A Windfall for Start-Ups & Entrepreneurs: New Developments in Crowdfunding
Recent changes to the Corporations Act 2001 (Cth) have made equity crowd-sourced funding (CSF) available to small private companies. Previously, CSF was only available to unlisted public companies
Many people are aware of the concept of ‘rewards-based’ or product crowdfunding through popular platforms such as Kickstarter and GoFundMe, but, in the commercial sphere, crowdfunding in exchange for corporate equity is becoming increasingly commonplace as an important means of corporate fundraising, especially for small companies, start-ups and other entrepreneurial ventures that are looking to become established in their chosen marketplace.
Changes to How Crowdfunding Functions in Australia
Previously, equity crowdfunding was only available to small public companies with a turnover and gross assets both below $25 million, presumably to ensure investors were adequately protected.
However, as of mid-October 2018, private companies (also with turnover and assets each below $25 million) are able to access CSF, provided they abide by some additional governance and reporting obligations:
- Small private companies wishing to take part in CSF must have at least two directors.
- Companies must notify ASIC when they both start and cease to have CSF shareholders.
- Relevant CSF details must be added to the company register, including the number and date of issue of any shares issued via CSF.
- Companies engaged in CSF must prepare annual financial and director’s reports to provide a clear picture of company operations to potential CSF investors.
- Companies that raise $3 million or more must audit their annual financial reports.
- Private companies must abide by the related party transaction rules usually applied to public companies.
- A private company with CSF shareholders is exempt from Corporations Act 2001 chapter 6 takeover rules, subject to additional conditions that may be applied to protect investors.

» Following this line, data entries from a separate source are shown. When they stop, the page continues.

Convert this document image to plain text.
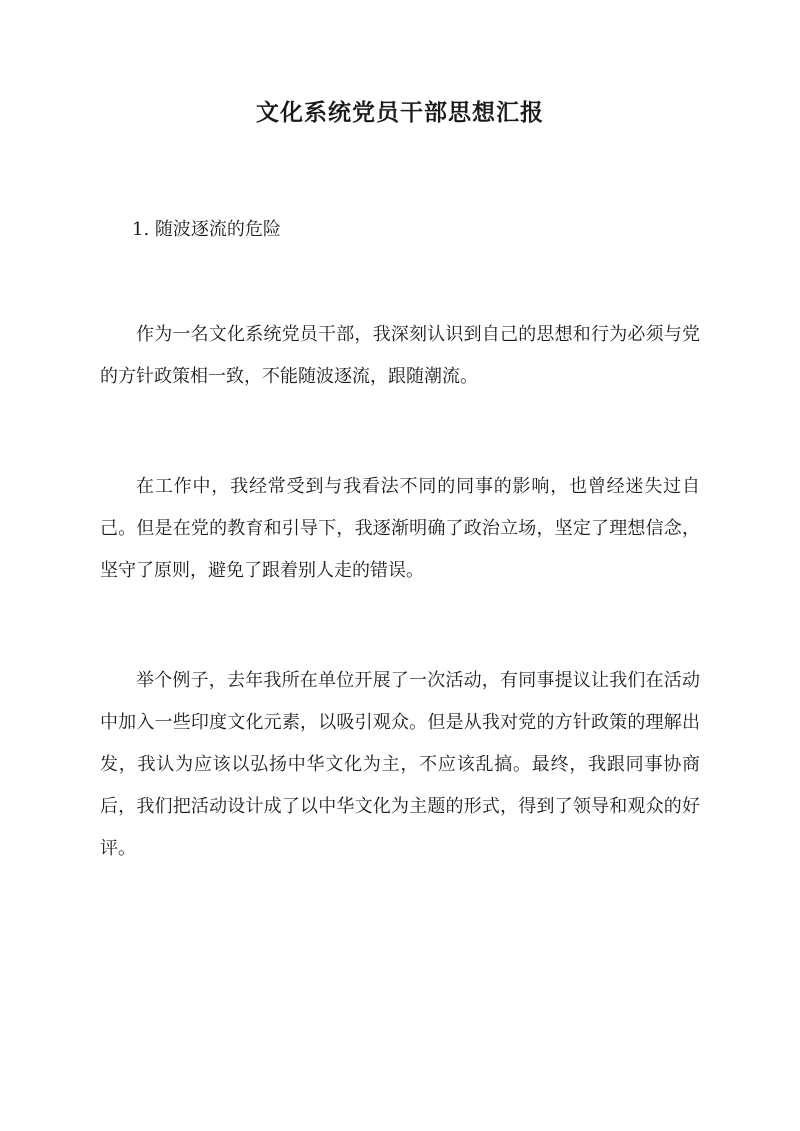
文化系统党员干部思想汇报

1. 随波逐流的危险

作为一名文化系统党员干部，我深刻认识到自己的思想和行为必须与党的方针政策相一致，不能随波逐流，跟随潮流。

在工作中，我经常受到与我看法不同的同事的影响，也曾经迷失过自己。但是在党的教育和引导下，我逐渐明确了政治立场，坚定了理想信念，坚守了原则，避免了跟着别人走的错误。

举个例子，去年我所在单位开展了一次活动，有同事提议让我们在活动中加入一些印度文化元素，以吸引观众。但是从我对党的方针政策的理解出发，我认为应该以弘扬中华文化为主，不应该乱搞。最终，我跟同事协商后，我们把活动设计成了以中华文化为主题的形式，得到了领导和观众的好评。
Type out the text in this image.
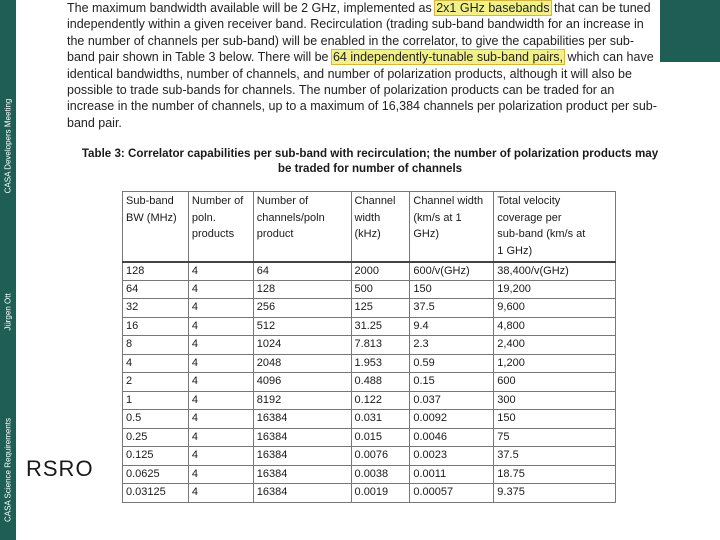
CASA Developers Meeting
Jürgen Ott
CASA Science Requirements
The maximum bandwidth available will be 2 GHz, implemented as 2x1 GHz basebands that can be tuned independently within a given receiver band. Recirculation (trading sub-band bandwidth for an increase in the number of channels per sub-band) will be enabled in the correlator, to give the capabilities per sub-band pair shown in Table 3 below. There will be 64 independently-tunable sub-band pairs, which can have identical bandwidths, number of channels, and number of polarization products, although it will also be possible to trade sub-bands for channels. The number of polarization products can be traded for an increase in the number of channels, up to a maximum of 16,384 channels per polarization product per sub-band pair.
Table 3: Correlator capabilities per sub-band with recirculation; the number of polarization products may be traded for number of channels
Sub-band
BW (MHz)	Number of
poln.
products	Number of
channels/poln
product	Channel
width
(kHz)	Channel width
(km/s at 1
GHz)	Total velocity
coverage per
sub-band (km/s at
1 GHz)

128	4	64	2000	600/v(GHz)	38,400/v(GHz)
64	4	128	500	150	19,200
32	4	256	125	37.5	9,600
16	4	512	31.25	9.4	4,800
8	4	1024	7.813	2.3	2,400
4	4	2048	1.953	0.59	1,200
2	4	4096	0.488	0.15	600
1	4	8192	0.122	0.037	300
0.5	4	16384	0.031	0.0092	150
0.25	4	16384	0.015	0.0046	75
0.125	4	16384	0.0076	0.0023	37.5
0.0625	4	16384	0.0038	0.0011	18.75
0.03125	4	16384	0.0019	0.00057	9.375
RSRO
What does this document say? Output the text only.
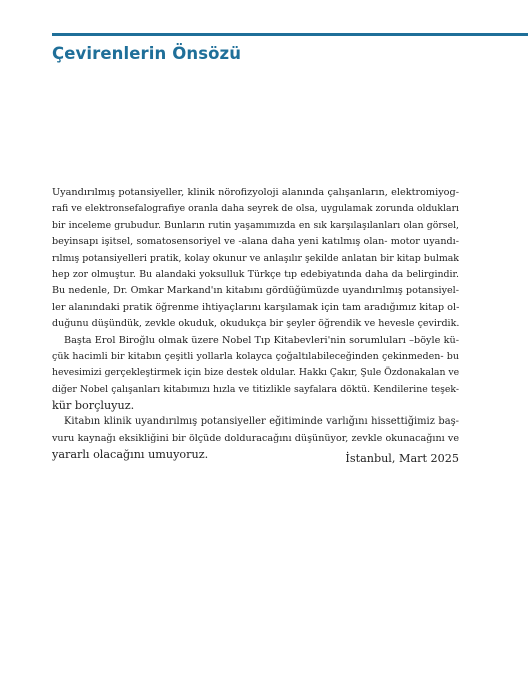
Çevirenlerin Önsözü
Uyandırılmış potansiyeller, klinik nörofizyoloji alanında çalışanların, elektromiyog-
rafi ve elektronsefalografiye oranla daha seyrek de olsa, uygulamak zorunda oldukları
bir inceleme grubudur. Bunların rutin yaşamımızda en sık karşılaşılanları olan görsel,
beyinsapı işitsel, somatosensoriyel ve -alana daha yeni katılmış olan- motor uyandı-
rılmış potansiyelleri pratik, kolay okunur ve anlaşılır şekilde anlatan bir kitap bulmak
hep zor olmuştur. Bu alandaki yoksulluk Türkçe tıp edebiyatında daha da belirgindir.
Bu nedenle, Dr. Omkar Markand'ın kitabını gördüğümüzde uyandırılmış potansiyel-
ler alanındaki pratik öğrenme ihtiyaçlarını karşılamak için tam aradığımız kitap ol-
duğunu düşündük, zevkle okuduk, okudukça bir şeyler öğrendik ve hevesle çevirdik.
Başta Erol Biroğlu olmak üzere Nobel Tıp Kitabevleri'nin sorumluları –böyle kü-
çük hacimli bir kitabın çeşitli yollarla kolayca çoğaltılabileceğinden çekinmeden- bu
hevesimizi gerçekleştirmek için bize destek oldular. Hakkı Çakır, Şule Özdonakalan ve
diğer Nobel çalışanları kitabımızı hızla ve titizlikle sayfalara döktü. Kendilerine teşek-
kür borçluyuz.
Kitabın klinik uyandırılmış potansiyeller eğitiminde varlığını hissettiğimiz baş-
vuru kaynağı eksikliğini bir ölçüde dolduracağını düşünüyor, zevkle okunacağını ve
yararlı olacağını umuyoruz.	İstanbul, Mart 2025
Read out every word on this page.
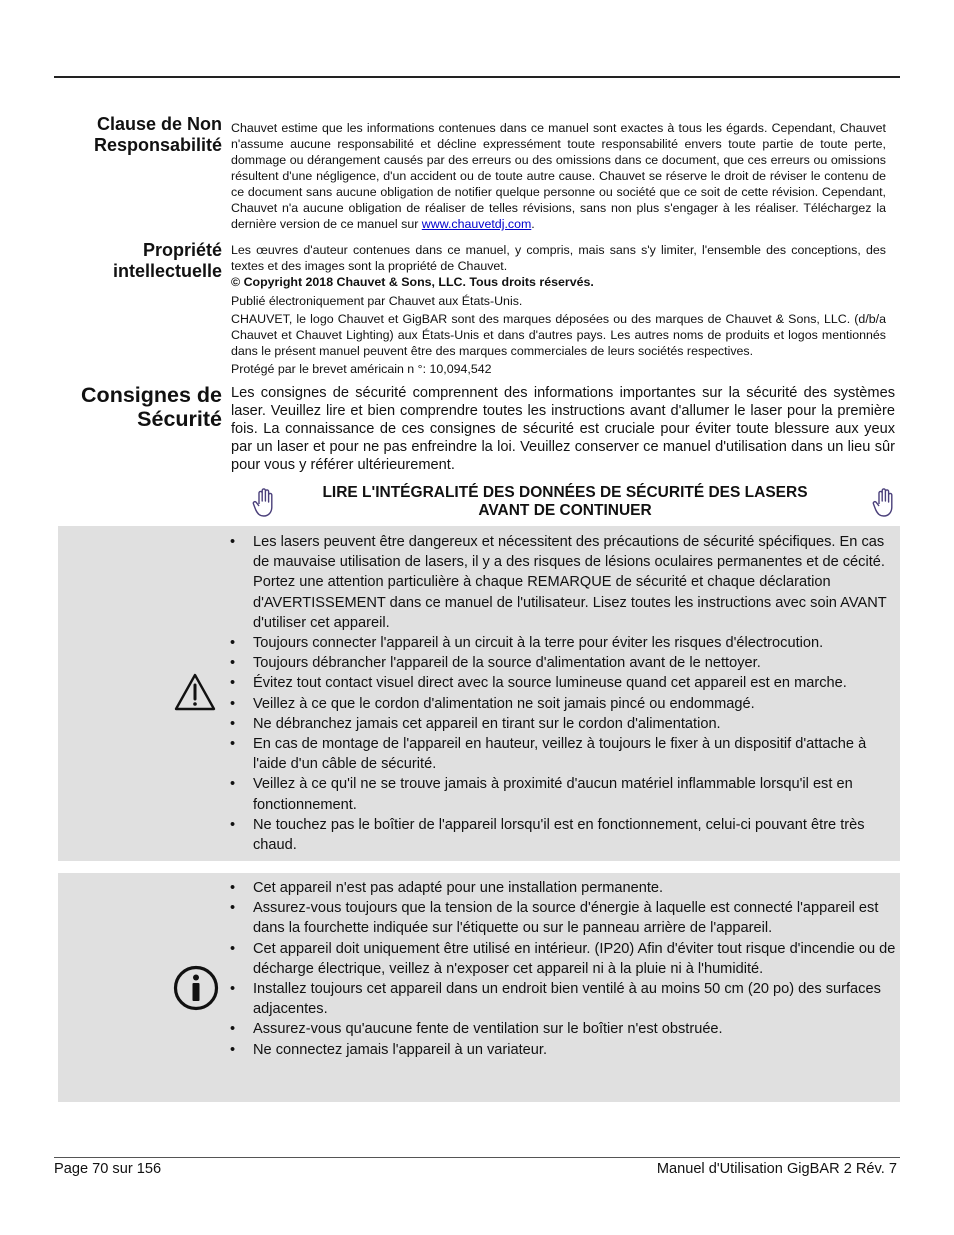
Clause de Non
Responsabilité
Chauvet estime que les informations contenues dans ce manuel sont exactes à tous les égards. Cependant, Chauvet n'assume aucune responsabilité et décline expressément toute responsabilité envers toute partie de toute perte, dommage ou dérangement causés par des erreurs ou des omissions dans ce document, que ces erreurs ou omissions résultent d'une négligence, d'un accident ou de toute autre cause. Chauvet se réserve le droit de réviser le contenu de ce document sans aucune obligation de notifier quelque personne ou société que ce soit de cette révision. Cependant, Chauvet n'a aucune obligation de réaliser de telles révisions, sans non plus s'engager à les réaliser. Téléchargez la dernière version de ce manuel sur www.chauvetdj.com.
Propriété
intellectuelle

Les œuvres d'auteur contenues dans ce manuel, y compris, mais sans s'y limiter, l'ensemble des conceptions, des textes et des images sont la propriété de Chauvet.

© Copyright 2018 Chauvet & Sons, LLC. Tous droits réservés.

Publié électroniquement par Chauvet aux États-Unis.

CHAUVET, le logo Chauvet et GigBAR sont des marques déposées ou des marques de Chauvet & Sons, LLC. (d/b/a Chauvet et Chauvet Lighting) aux États-Unis et dans d'autres pays. Les autres noms de produits et logos mentionnés dans le présent manuel peuvent être des marques commerciales de leurs sociétés respectives.

Protégé par le brevet américain n °: 10,094,542

Consignes de
Sécurité
Les consignes de sécurité comprennent des informations importantes sur la sécurité des systèmes laser. Veuillez lire et bien comprendre toutes les instructions avant d'allumer le laser pour la première fois. La connaissance de ces consignes de sécurité est cruciale pour éviter toute blessure aux yeux par un laser et pour ne pas enfreindre la loi. Veuillez conserver ce manuel d'utilisation dans un lieu sûr pour vous y référer ultérieurement.
LIRE L'INTÉGRALITÉ DES DONNÉES DE SÉCURITÉ DES LASERS
AVANT DE CONTINUER
• Les lasers peuvent être dangereux et nécessitent des précautions de sécurité spécifiques. En cas de mauvaise utilisation de lasers, il y a des risques de lésions oculaires permanentes et de cécité. Portez une attention particulière à chaque REMARQUE de sécurité et chaque déclaration d'AVERTISSEMENT dans ce manuel de l'utilisateur. Lisez toutes les instructions avec soin AVANT d'utiliser cet appareil.
• Toujours connecter l'appareil à un circuit à la terre pour éviter les risques d'électrocution.
• Toujours débrancher l'appareil de la source d'alimentation avant de le nettoyer.
• Évitez tout contact visuel direct avec la source lumineuse quand cet appareil est en marche.
• Veillez à ce que le cordon d'alimentation ne soit jamais pincé ou endommagé.
• Ne débranchez jamais cet appareil en tirant sur le cordon d'alimentation.
• En cas de montage de l'appareil en hauteur, veillez à toujours le fixer à un dispositif d'attache à l'aide d'un câble de sécurité.
• Veillez à ce qu'il ne se trouve jamais à proximité d'aucun matériel inflammable lorsqu'il est en fonctionnement.
• Ne touchez pas le boîtier de l'appareil lorsqu'il est en fonctionnement, celui-ci pouvant être très chaud.
• Cet appareil n'est pas adapté pour une installation permanente.
• Assurez-vous toujours que la tension de la source d'énergie à laquelle est connecté l'appareil est dans la fourchette indiquée sur l'étiquette ou sur le panneau arrière de l'appareil.
• Cet appareil doit uniquement être utilisé en intérieur. (IP20) Afin d'éviter tout risque d'incendie ou de décharge électrique, veillez à n'exposer cet appareil ni à la pluie ni à l'humidité.
• Installez toujours cet appareil dans un endroit bien ventilé à au moins 50 cm (20 po) des surfaces adjacentes.
• Assurez-vous qu'aucune fente de ventilation sur le boîtier n'est obstruée.
• Ne connectez jamais l'appareil à un variateur.
Page 70 sur 156	Manuel d'Utilisation GigBAR 2 Rév. 7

If these additional conditions are followed, the changes imposed by the Corporations Amendment (Crowd-sourced Funding for Proprietary Companies) Bill 2017 mean that investors who acquire shares in a private company by CSF will, crucially, not count towards the 50 non-employee shareholder max limit imposed by the Corporations Act section 113.
This cap on non-employee shareholders was a primary obstacle in private companies obtaining CSF from a large number of potential investors.
This is important to many small private businesses that would otherwise benefit from CSF but were previously unable to obtain it due to a small employee and capital base and the impracticability of converting to a public company.
Now CSF is more readily available for technology and ‘Fintech’ start-ups, among others, as an alternative to the usual start-up funding appeal to venture capitalists or angel investors.
Any Downsides of CSF Being More Accessible?
However, the changes to make CSF more readily accessible must be balanced against the notably increased risk to investors.
Investing money in a small company is fundamentally more dangerous due to less statutory accountability and less transparent business practices.
Investments in small businesses also face liquidity risks if fortunes fall.
The new reporting obligations aim to at least shore up some of this risk and help provide potential investors with rights and clear information about the company seeking CSF.
How Does a Company Engage in CSF?
CSF must be undertaken through a licenced CSF intermediary.
Offerings will typically be made through an intermediary’s online crowdfunding platform.
There is a cap of $5 million per year that can be raised.